Saturday morning I popped out to the bakery for fresh croissants for breakfast, and a baguette for later. Like the world was suddenly normal and I could do what I want.
I've been feeling ill myself. Today is the sixth day. It's my period, but it's not my period. It's not a dehydration headache, it's not a tension headache, my head barely hurts at all. I want to call it a migraine but it's not, it's a feeling of overwhelming nausea radiating from the tension in my back. Maybe I just need a massage, someone to touch me, someone to fuck me. I am self-diagnosing existential angst, and prescribing something I can't have.
I catch myself worrying that the mushroom is sentient and has deliberately released spores to infect my household with a malleable and unnameable condition from another century.
I feel like there was a lesson to be learned in lockdown, and we missed it. Our minds are fogged. We're not thinking clearly.
The pool in the park is open for business, and I'm mildly horrified. Already at its revised reduced Covid-era capacity, over a dozen people awaited their turn to go in. I feel like I'm underwater.
There are remnants of egg on the sidewalk a few doors down. I thought someone must've wanted to see just how hot it was, but then I realized this pastey mass was surrounded by millions of fragments of shells; someone dropped a single egg. Over the days, the matter has diminished, as if it has sunk into the pavement, the ground has drawn all the water out of it, all that remains is something like a chalk dust supernova, coated in a glistening golden eggwash with a shell mosaic halo. I feel like the egg.

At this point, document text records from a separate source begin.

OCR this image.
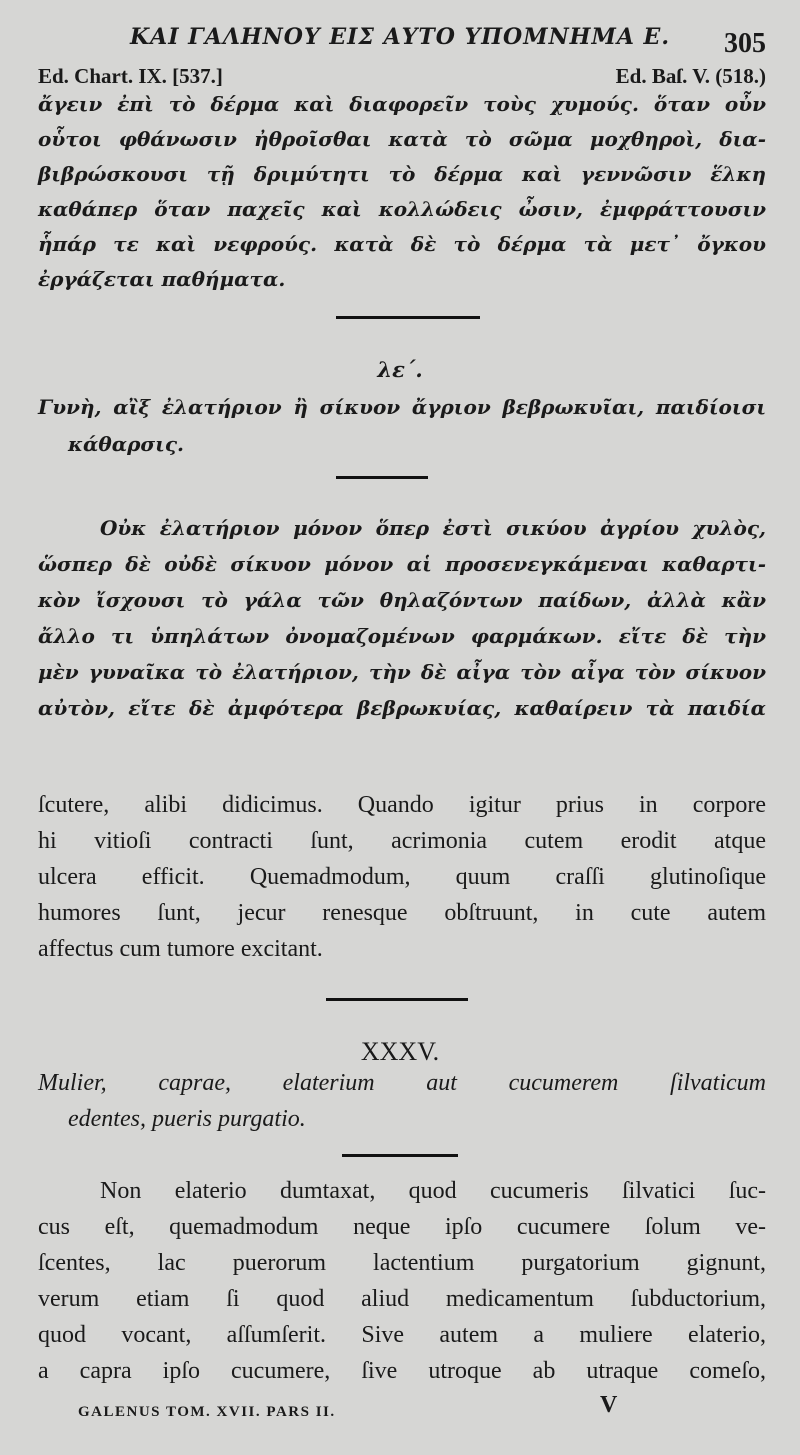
ΚΑΙ ΓΑΛΗΝΟΥ ΕΙΣ ΑΥΤΟ ΥΠΟΜΝΗΜΑ Ε.	305
Ed. Chart. IX. [537.]	Ed. Baſ. V. (518.)
ἄγειν ἐπὶ τὸ δέρμα καὶ διαφορεῖν τοὺς χυμούς. ὅταν οὖν
οὗτοι φθάνωσιν ἠθροῖσθαι κατὰ τὸ σῶμα μοχθηροὶ, δια-
βιβρώσκουσι τῇ δριμύτητι τὸ δέρμα καὶ γεννῶσιν ἕλκη
καθάπερ ὅταν παχεῖς καὶ κολλώδεις ὦσιν, ἐμφράττουσιν
ἧπάρ τε καὶ νεφρούς. κατὰ δὲ τὸ δέρμα τὰ μετ᾽ ὄγκου
ἐργάζεται παθήματα.
λε΄.
Γυνὴ, αἲξ ἐλατήριον ἢ σίκυον ἄγριον βεβρωκυῖαι, παιδίοισι
κάθαρσις.
Οὐκ ἐλατήριον μόνον ὅπερ ἐστὶ σικύου ἀγρίου χυλὸς,
ὥσπερ δὲ οὐδὲ σίκυον μόνον αἱ προσενεγκάμεναι καθαρτι-
κὸν ἴσχουσι τὸ γάλα τῶν θηλαζόντων παίδων, ἀλλὰ κἂν
ἄλλο τι ὑπηλάτων ὀνομαζομένων φαρμάκων. εἴτε δὲ τὴν
μὲν γυναῖκα τὸ ἐλατήριον, τὴν δὲ αἶγα τὸν αἶγα τὸν σίκυον
αὐτὸν, εἴτε δὲ ἀμφότερα βεβρωκυίας, καθαίρειν τὰ παιδία
ſcutere, alibi didicimus. Quando igitur prius in corpore
hi vitioſi contracti ſunt, acrimonia cutem erodit atque
ulcera efficit. Quemadmodum, quum craſſi glutinoſique
humores ſunt, jecur renesque obſtruunt, in cute autem
affectus cum tumore excitant.
XXXV.
Mulier, caprae, elaterium aut cucumerem ſilvaticum
edentes, pueris purgatio.
Non elaterio dumtaxat, quod cucumeris ſilvatici ſuc-
cus eſt, quemadmodum neque ipſo cucumere ſolum ve-
ſcentes, lac puerorum lactentium purgatorium gignunt,
verum etiam ſi quod aliud medicamentum ſubductorium,
quod vocant, aſſumſerit. Sive autem a muliere elaterio,
a capra ipſo cucumere, ſive utroque ab utraque comeſo,
GALENUS TOM. XVII. PARS II.	V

I've been watching things. I May Destroy You makes me wonder about things I may have forgotten. Normal People, much like the novel, makes me want to be at university and in love (yes, I know that's not what it's about). And then there's the little Polish Netflix series that keeps flashing back to the summer of 1994, the summer I was actually in Poland, and I drink my wiśniówka and sing along, wondering what reality I left behind there.
I have acquired a stack of quarantine books. These are them, all the books ordered and picked up or delivered in the 104 days I've been staying home. I have spent the evening fondling these acquisitions in a desperate attempt to distract myself from ordering more.
So far, I have read but one of them. In the meantime I read something big and sprawling (Gnomon), and now I need to finish a library book (The City We Became) before it vanishes into the ether, and another library book (Kim Ji-young, Born 1982) has just been checked out to me.
There isn't enough time. I am stockpiling for the second wave.